Justiça Eleitoral de Botucatu convida voluntários para trabalhar na vacinação em massa

A Justiça Eleitoral de Botucatu divulgou nesta terça-feira, 04, um comunicado para seus voluntários que quiserem trabalhar na vacinação em massa em Botucatu. Ainda não há uma data definida para a imunização, porém, deverá ocorreu ainda no mês de maio.

“Município de Botucatu convida você, colaborador da Justiça Eleitoral, que já demonstra a sua cidadania a cada eleição, para uma nova missão: auxiliar na vacinação coletiva contra a Covid-19″, diz a convocação divulgada.

Em conjuntos com as equipes da Unesp e da Prefeitura, os voluntários farão a triagem das pessoas que irão ser vacinadas, checando a documentação apresentada. Os interessados devem enviar nome completo e número do CPF para o WhatsApp (14) 3814-5536  ou para o e-mail [email protected]

Um detalhe importante é que, diferentemente dos trabalhos em dias de eleição, essa ação voluntária não dá direito a abono de dia de trabalho. Porém, os voluntários terão prioridade na vacinação.

Vacinação de toda população em um só dia

A Prefeitura de Botucatu pretende realizar a vacinação em massa da população do município em apenas um dia. Segundo informações já divulgadas pelo Acontece Botucatu, o plano estratégico vai seguir os mesmos moldes de um dia de eleição, quando toda a população vai às urnas para escolher candidatos.
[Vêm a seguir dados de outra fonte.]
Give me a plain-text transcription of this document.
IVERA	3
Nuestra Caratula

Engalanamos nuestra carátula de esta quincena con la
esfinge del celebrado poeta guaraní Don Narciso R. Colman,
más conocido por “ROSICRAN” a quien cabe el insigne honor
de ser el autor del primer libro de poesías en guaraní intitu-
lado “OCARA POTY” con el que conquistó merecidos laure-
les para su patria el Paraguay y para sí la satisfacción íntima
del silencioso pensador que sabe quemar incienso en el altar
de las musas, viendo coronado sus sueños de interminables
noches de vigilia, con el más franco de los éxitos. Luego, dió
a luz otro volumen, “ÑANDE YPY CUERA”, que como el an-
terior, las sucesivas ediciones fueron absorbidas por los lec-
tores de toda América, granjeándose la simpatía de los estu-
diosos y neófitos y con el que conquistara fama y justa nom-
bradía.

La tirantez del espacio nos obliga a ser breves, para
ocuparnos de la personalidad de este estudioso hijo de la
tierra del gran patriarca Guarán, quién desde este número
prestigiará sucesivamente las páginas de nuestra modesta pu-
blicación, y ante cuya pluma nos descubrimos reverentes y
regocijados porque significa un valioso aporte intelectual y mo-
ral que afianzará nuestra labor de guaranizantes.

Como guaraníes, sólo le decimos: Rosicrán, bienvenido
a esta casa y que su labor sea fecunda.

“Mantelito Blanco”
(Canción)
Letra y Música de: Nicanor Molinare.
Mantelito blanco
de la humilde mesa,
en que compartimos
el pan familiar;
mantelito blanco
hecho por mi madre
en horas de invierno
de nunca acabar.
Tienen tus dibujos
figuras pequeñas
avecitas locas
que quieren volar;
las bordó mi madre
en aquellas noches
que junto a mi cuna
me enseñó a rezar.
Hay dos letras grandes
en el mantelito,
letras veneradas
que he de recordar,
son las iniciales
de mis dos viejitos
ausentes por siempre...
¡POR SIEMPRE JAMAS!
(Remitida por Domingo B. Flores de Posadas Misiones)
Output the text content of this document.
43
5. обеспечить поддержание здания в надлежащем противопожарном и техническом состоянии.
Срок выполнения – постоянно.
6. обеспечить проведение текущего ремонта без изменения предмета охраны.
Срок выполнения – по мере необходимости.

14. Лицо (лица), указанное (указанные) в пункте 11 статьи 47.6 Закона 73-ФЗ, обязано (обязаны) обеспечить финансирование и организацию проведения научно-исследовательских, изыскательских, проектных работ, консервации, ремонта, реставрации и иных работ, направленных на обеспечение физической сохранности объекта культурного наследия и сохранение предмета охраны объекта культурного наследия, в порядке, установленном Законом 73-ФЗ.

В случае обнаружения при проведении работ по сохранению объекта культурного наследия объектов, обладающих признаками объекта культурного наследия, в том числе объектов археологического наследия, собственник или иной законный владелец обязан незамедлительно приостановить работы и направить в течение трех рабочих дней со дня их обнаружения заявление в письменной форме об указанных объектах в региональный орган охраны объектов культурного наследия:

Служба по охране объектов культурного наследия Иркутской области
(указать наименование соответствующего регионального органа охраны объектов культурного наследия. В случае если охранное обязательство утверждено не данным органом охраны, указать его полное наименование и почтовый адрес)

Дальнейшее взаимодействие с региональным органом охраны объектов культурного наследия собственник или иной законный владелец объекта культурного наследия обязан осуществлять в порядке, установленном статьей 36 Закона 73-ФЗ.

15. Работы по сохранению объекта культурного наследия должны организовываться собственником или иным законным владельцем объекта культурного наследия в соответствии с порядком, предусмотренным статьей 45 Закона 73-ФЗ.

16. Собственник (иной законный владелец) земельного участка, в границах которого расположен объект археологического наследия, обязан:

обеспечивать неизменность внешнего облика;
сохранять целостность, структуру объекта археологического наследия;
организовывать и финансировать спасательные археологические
Porém, dessa vez, ao invés de usar o dedo para votar, o cidadão mostra o braço e recebe a vacina.

Funcionaria da seguinte forma:

I- Cada cidadão se desloca para sua sessão eleitoral (escolas ou locais de votação)

II- O eleitor/morador passará por uma triagem, com situação eleitoral, ou seja, portando seu título e documentos, comprovante de residência, entre outros pontos que ainda serão definidos para dar rigor ao processo.

III- Aprovado em sua sessão eleitoral, o eleitor/morador ganha da Justiça Eleitoral uma identificação de autorização e vai até o local de vacinação, que deverá ser no mesmo local, ou seja, no pátio da escola ou local de votação, onde apresentará esse ‘passaporte’.

IV- Forças de Segurança (Polícia Militar, Polícia Civil e Guarda Municipal) deverão dar suporte em todos os locais de vacinação e coibir a presença de pessoas não aptas a receber o imunizante.

Um dado importante: A Justiça Eleitoral deverá bloquear as transferências de títulos a partir de agora e durante o período de pesquisa e vacinação. Só serão válidos os pedidos já feitos em um período anterior ao da divulgação da vacinação em massa.

Outro ponto importante é que se a pessoa não tiver título eleitoral em Botucatu, mas é residente aqui, haverá outras formas de comprovar seu domicílio.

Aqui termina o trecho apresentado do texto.